Still Richard did not believe it. This was another ruse of Judith's to keep him from leaving.
But when he found her laid on the bed in the alcove, moaning and writhing in pain, he was not so sure. Her face was contorted, wet with sweat, and she seemed to be in agony.
"Tell me just what happened," he said to his mother.
"I found her like this. Lying on the bed here, groaning. And I found this on the floor beside her." Miss Ann handed him a water tumbler. There was a small amount of cloudy liquid in the bottom and white powder adhered to the moist rim.
"Is there anything in the house that she could have taken?"
"There's cockroach powder on the shelf in the kitchen."
He and Judith had been talking in the kitchen. The glass and powder had been close at hand.
"If she took something in the kitchen—by mistake, of course —why should she bring the glass in here?"
"If she did not take it by mistake," said Miss Ann significantly, "she might have wanted to be near the bed when she drank it."
Still Richard refused to believe that Judith would go so far as to commit suicide. He sat down beside her and felt her pulse. There was acceleration, but nervous excitement could have caused that. He wiped her face with his own handkerchief. The handkerchief was wet
He was sitting by her when the doctor came. Old Dr. Cax-ton, roused from sleep and none too alert, made a hasty examination of the contents of the water tumbler.
"Roach powder. Full of arsenic. A good strong emetic as fast as we can get it into her."
They worked with Judith for over an hour. When the emetic had done its utmost she lay weak and exhausted but no longer writhing. She was actually too sick now to move.
"Go to bed. Miss Ann. You too. Will. Richard and I will sit with her the rest of the night."

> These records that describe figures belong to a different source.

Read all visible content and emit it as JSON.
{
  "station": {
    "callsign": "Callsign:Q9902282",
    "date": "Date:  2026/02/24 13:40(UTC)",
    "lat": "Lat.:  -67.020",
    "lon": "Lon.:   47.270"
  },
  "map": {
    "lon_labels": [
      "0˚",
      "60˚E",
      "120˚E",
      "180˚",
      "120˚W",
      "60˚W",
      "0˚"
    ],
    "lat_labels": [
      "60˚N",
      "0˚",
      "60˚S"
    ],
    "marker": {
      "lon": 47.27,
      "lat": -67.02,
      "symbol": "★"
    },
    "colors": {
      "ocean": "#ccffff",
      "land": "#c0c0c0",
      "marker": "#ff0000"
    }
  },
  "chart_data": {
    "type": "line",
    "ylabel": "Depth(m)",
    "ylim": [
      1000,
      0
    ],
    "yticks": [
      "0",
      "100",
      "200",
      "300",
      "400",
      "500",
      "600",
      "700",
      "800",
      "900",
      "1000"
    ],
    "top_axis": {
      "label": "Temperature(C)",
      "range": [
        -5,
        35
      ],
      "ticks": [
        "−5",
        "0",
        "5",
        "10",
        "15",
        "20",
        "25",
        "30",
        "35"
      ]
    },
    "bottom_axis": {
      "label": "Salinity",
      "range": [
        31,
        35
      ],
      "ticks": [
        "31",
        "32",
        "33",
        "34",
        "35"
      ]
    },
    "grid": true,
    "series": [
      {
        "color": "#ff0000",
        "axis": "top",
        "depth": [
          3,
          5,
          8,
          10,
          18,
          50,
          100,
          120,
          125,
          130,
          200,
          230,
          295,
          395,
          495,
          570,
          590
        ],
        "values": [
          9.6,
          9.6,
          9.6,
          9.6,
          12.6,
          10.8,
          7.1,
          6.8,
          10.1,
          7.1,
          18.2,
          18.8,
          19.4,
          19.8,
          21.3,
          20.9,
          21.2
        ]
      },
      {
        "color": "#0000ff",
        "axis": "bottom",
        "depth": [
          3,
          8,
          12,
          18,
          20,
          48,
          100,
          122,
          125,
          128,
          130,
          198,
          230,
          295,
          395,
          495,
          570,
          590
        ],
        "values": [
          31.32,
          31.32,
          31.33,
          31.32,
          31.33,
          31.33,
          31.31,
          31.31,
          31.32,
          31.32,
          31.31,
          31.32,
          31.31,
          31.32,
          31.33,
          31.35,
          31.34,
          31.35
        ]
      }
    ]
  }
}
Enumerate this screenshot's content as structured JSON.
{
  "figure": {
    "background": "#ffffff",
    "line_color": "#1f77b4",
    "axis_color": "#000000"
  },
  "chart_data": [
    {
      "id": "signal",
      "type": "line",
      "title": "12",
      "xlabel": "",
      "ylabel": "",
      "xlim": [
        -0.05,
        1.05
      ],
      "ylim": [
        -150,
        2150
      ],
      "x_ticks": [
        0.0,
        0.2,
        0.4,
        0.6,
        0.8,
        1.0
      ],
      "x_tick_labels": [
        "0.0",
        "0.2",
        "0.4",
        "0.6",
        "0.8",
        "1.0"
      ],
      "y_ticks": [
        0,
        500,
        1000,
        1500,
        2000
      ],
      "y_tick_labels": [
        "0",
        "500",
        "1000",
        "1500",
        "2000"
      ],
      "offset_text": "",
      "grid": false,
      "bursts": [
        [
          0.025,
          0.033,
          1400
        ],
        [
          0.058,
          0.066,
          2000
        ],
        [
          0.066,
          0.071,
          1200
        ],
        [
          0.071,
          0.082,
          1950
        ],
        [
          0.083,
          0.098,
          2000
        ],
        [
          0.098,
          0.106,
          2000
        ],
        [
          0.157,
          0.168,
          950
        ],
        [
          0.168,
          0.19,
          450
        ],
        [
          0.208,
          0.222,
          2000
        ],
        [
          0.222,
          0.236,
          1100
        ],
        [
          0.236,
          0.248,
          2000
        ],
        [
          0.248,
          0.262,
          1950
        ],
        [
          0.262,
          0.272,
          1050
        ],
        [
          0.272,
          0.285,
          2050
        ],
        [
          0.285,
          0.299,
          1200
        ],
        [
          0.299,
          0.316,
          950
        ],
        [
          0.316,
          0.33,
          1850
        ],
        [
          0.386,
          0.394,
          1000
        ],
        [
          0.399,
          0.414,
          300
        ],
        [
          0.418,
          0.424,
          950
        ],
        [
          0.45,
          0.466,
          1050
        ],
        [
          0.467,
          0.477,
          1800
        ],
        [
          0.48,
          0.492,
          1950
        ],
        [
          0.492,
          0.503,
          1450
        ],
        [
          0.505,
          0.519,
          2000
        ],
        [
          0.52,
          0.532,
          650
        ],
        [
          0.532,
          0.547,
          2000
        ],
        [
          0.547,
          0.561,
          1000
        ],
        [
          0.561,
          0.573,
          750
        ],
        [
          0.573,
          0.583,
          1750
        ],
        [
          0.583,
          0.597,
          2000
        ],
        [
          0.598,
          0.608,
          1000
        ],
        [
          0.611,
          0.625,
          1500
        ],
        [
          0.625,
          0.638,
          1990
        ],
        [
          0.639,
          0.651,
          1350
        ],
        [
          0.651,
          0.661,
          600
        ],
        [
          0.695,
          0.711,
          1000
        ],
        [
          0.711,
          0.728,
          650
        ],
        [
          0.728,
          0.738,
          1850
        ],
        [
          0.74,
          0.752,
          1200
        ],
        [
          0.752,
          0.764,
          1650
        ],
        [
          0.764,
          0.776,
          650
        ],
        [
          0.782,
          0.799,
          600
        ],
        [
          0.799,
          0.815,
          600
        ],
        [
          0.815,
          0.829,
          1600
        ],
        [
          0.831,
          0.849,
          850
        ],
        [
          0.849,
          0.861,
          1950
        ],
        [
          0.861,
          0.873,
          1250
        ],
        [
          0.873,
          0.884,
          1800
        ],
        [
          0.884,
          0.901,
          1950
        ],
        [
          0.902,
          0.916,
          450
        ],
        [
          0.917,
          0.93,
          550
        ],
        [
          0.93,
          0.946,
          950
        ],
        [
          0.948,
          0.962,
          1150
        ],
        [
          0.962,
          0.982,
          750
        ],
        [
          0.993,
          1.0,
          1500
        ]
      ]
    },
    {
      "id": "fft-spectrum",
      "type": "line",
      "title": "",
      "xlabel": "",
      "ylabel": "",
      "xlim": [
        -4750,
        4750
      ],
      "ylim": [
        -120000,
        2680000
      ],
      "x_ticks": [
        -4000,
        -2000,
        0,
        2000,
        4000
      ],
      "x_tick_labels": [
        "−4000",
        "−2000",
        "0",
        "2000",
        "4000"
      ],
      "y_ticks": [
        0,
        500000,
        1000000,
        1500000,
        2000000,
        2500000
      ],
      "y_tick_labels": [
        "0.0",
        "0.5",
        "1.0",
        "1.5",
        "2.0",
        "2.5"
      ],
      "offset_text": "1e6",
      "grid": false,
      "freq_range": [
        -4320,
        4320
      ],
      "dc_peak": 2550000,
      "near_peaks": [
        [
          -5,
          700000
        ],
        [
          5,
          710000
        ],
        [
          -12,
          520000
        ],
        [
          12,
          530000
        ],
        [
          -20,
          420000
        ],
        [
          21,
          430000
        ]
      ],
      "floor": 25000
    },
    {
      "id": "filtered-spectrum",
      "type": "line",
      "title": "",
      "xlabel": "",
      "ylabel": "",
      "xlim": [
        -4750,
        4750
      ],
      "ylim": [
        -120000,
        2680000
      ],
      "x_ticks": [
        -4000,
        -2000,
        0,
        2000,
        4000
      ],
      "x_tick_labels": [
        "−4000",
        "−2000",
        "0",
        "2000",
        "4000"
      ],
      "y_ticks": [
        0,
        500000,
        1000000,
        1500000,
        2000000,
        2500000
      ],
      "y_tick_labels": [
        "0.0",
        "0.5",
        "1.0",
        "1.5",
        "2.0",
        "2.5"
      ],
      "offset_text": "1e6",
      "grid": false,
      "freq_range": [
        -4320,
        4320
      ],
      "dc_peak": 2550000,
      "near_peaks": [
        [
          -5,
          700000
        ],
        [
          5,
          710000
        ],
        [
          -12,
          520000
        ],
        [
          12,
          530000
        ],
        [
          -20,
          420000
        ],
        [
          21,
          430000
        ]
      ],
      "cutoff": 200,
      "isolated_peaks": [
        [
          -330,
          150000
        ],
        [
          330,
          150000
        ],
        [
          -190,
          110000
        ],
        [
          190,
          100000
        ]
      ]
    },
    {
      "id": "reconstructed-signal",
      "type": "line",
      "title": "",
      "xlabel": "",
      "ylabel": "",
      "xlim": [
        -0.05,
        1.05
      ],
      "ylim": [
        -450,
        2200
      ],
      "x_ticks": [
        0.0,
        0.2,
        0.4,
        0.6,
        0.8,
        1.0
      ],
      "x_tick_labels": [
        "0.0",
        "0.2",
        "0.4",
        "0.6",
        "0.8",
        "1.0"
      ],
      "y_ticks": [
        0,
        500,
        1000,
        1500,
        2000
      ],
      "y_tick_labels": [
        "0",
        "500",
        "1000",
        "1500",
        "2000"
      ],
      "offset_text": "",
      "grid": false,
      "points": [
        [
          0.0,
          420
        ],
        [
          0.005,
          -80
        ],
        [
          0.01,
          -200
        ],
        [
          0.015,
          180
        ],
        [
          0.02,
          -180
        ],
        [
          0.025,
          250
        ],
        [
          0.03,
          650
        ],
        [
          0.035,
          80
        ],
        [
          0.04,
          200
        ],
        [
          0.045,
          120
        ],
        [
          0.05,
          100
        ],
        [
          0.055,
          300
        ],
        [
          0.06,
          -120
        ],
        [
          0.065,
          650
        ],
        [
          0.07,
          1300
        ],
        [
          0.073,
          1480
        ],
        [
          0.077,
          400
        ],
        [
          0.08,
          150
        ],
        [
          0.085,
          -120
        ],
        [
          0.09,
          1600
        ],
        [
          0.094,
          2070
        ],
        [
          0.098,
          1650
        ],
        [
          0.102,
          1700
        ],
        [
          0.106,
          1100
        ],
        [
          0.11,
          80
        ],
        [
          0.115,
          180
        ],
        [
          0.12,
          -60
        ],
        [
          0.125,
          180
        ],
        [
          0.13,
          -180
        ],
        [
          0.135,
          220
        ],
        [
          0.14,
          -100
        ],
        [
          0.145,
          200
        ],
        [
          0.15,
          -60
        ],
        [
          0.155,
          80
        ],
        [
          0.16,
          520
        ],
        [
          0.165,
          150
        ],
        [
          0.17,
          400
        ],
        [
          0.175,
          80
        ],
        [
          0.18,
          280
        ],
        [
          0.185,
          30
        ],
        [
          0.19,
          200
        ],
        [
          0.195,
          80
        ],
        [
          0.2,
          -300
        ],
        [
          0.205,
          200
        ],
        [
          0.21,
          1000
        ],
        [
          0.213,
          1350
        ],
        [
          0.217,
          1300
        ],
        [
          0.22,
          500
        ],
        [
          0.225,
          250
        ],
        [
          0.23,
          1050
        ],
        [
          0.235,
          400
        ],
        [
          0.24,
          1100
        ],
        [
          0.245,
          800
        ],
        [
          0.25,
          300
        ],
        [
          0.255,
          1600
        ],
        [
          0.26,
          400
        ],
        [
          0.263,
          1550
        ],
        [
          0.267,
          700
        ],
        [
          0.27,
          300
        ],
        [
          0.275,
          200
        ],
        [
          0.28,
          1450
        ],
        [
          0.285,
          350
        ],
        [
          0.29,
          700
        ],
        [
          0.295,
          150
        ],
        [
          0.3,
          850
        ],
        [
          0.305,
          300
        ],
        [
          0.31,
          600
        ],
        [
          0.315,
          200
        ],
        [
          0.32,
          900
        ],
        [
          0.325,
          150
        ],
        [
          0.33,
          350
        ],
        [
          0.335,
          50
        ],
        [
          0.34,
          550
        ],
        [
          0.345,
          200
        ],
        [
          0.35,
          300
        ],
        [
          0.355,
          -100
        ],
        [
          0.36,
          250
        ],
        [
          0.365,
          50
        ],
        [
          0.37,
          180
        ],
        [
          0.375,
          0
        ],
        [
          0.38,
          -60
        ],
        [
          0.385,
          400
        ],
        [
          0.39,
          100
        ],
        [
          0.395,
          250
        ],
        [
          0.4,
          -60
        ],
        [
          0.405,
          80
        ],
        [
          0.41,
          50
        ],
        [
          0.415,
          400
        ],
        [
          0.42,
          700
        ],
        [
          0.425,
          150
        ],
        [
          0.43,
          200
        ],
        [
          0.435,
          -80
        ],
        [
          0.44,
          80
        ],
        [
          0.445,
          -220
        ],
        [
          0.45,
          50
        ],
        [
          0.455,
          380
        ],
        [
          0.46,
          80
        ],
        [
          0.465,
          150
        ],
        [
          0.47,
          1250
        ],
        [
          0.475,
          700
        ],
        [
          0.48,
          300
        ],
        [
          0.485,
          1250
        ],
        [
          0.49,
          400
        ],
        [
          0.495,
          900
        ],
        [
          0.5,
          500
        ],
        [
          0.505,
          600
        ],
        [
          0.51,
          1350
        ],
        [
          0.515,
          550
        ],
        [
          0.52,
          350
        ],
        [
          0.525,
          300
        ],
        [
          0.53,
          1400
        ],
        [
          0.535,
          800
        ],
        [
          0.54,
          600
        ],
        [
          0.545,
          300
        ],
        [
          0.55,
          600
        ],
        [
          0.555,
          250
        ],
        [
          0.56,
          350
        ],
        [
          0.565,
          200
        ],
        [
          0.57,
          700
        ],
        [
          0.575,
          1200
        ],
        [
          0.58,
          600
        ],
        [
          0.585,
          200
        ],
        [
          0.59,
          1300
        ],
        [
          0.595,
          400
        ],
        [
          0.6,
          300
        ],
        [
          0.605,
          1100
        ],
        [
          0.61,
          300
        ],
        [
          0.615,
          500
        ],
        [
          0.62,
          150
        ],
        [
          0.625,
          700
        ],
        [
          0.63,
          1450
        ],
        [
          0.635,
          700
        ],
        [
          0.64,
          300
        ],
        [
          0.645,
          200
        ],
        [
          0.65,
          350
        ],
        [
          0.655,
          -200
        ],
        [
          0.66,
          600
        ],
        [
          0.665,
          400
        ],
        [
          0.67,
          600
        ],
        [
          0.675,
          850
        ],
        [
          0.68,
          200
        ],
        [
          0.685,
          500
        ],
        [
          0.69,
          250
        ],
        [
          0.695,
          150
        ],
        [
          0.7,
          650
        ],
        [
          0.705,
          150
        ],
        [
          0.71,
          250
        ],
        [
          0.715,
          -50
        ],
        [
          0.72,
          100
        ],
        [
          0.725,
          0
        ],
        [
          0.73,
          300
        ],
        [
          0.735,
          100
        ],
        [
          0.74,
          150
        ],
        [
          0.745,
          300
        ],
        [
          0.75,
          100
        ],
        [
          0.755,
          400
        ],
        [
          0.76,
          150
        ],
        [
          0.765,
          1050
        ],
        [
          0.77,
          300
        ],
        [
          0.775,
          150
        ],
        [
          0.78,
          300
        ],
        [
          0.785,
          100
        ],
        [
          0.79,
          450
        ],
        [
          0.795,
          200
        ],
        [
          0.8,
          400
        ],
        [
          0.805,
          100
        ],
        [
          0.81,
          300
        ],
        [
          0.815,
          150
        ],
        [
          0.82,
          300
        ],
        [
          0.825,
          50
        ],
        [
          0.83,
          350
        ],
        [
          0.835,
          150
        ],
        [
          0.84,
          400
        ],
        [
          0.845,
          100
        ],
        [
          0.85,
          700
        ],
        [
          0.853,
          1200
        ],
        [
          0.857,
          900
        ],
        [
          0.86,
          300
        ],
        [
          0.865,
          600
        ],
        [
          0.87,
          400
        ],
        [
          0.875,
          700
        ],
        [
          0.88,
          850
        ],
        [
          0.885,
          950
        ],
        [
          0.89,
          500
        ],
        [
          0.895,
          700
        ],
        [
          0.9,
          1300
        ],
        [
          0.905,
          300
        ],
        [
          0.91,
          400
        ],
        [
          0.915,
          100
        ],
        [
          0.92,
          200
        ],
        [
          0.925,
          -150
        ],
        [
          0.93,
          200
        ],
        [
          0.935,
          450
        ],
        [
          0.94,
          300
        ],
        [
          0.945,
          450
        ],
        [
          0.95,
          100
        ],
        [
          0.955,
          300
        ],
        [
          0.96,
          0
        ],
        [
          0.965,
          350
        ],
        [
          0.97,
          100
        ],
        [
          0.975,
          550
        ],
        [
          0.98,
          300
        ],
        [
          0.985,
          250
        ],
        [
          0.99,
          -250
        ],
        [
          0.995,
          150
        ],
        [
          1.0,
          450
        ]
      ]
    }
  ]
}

Dr. Caxton issued orders, took off his coat, and prepared to make himself comfortable by the living-room fire. There was nothing for Richard to do but follow his example. He could not explain to the family physician that he was on the point of leaving his wife, when that wife lay possibly dying. For The doctor made it quite clear that the solution in the glass was strong enough to kill ten women.
"I can't figure out how she happened to take the stuff," he said over and over.
"She thought she was taking salts," Richard said in sudden inspiration,
"Humph! That's what comes of keeping physics in a kitchen cupboard. It's a wonder to me . . ."
The doctor's voice droned on and on in comfortable monotone. Judith, lying behind the curtains of the alcove, smiled to herself. She was sick enough now—the emetic had been pure torture—but it was small price to pay for what she had accomplished. Vomiting never killed anyone, and it had convinced Richard that she was not malingering. It would be days, according to the doctor, before she could be pronounced out of danger. And Richard would not have the face to leave while Dr. Caxton was in attendance. When that time of grace had expired she would think of something else.
Meanwhile, a covered wagon, moving steadily westward, would soon be beyond hope of tracing.
Nothing could defeat her. She was too smart. It had been sheer genius to sprinkle that roach powder into a wet water tumbler and set it by her bed.
She fell asleep, well pleased with herself. She would outuit them all yet. She would keep Richard from Thorne, just as she had taken him from Abigail: by the use of her remarkable intelligence.
She awoke suddenly with a pain in her throat. She had no idea how late it was, but she felt as though she had slept a long while. It was the pain which had wakened her: the same old pain which Dr. Caxton had assured her was nothing but a nervous paroxysm of the larynx. She had half a mind to call to the doctor, whose voice beyond the alcove, mingled with Richard's, indicated that the two were still awake and talking.
But as she listened to the indistinct murmur she grew drowsy again and the pain began to subside. She drifted into a delicious state of semiconsciousness that was neither sleeping nor waking, but rather a dreamlike contemplation of all the delights that would be hers nowthat her path was cleared.